Since he left Chelsea for Germany, De Bruyne has recorded over 60 assists, and leads the way on this stat in Europe’s top leagues. His passing ability has improved from promising to majestic, and his ability to consistently find a teammate in the best position has a mesmerising simplicity. It is an ability that has enabled Agüero and Gabriel Jesus to fill their goalscoring boots this season, and combined with his speed and dribbling skills, makes De Bruyne one of the best players in the world right now.
The key to the fulfilment of De Bruyne’s talent appears to have been his movement from a wide position to the centre of the field. Although he had done well for Wolfsburg as a wide player, Belgium manager Roberto Martínez experimented by deploying him as a deep-lying central midfielder and Guardiola picked up on the switch to great effect. In the central role for City, De Bruyne is able not only to turn defence into attack with one or two touches but can also dictate the pace of the game, in a way that very few players in the modern game have been able to do. In fact, you probably have to go back to the likes of Zinedine Zidane or even Michel Platini to find a player who could exercise such a control of the game while also offering a goalscoring threat and a sublime dribbling ability.

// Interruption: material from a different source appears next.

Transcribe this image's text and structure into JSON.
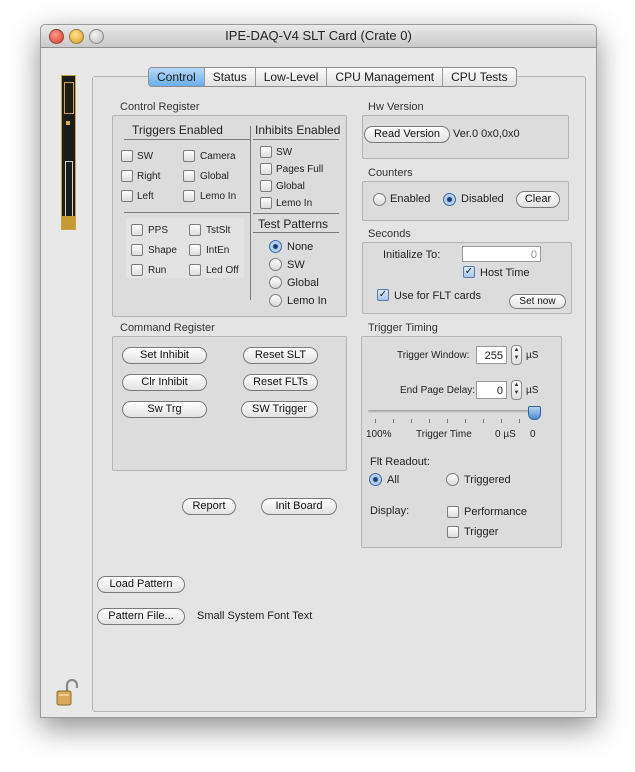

Assuming that City go on to claim the Premier League title, De Bruyne looks a sure thing for the Player of the Year Award, and it is exciting for City fans to consider that at the age of 26 he may not yet have reached his peak. Even supporters of City’s opponents will acknowledge the beauty of some of his passing to date, and how to stop De Bruyne will be one of England manager Gareth Southgate’s early headaches at the World Cup this summer.
A World Cup winner’s medal would be a fantastic end to a glorious season for the Belgian wizard, but in any event, this world-class talent looks set to dominate the Premier League for many seasons to come, and help City to add plenty of silverware to their collection.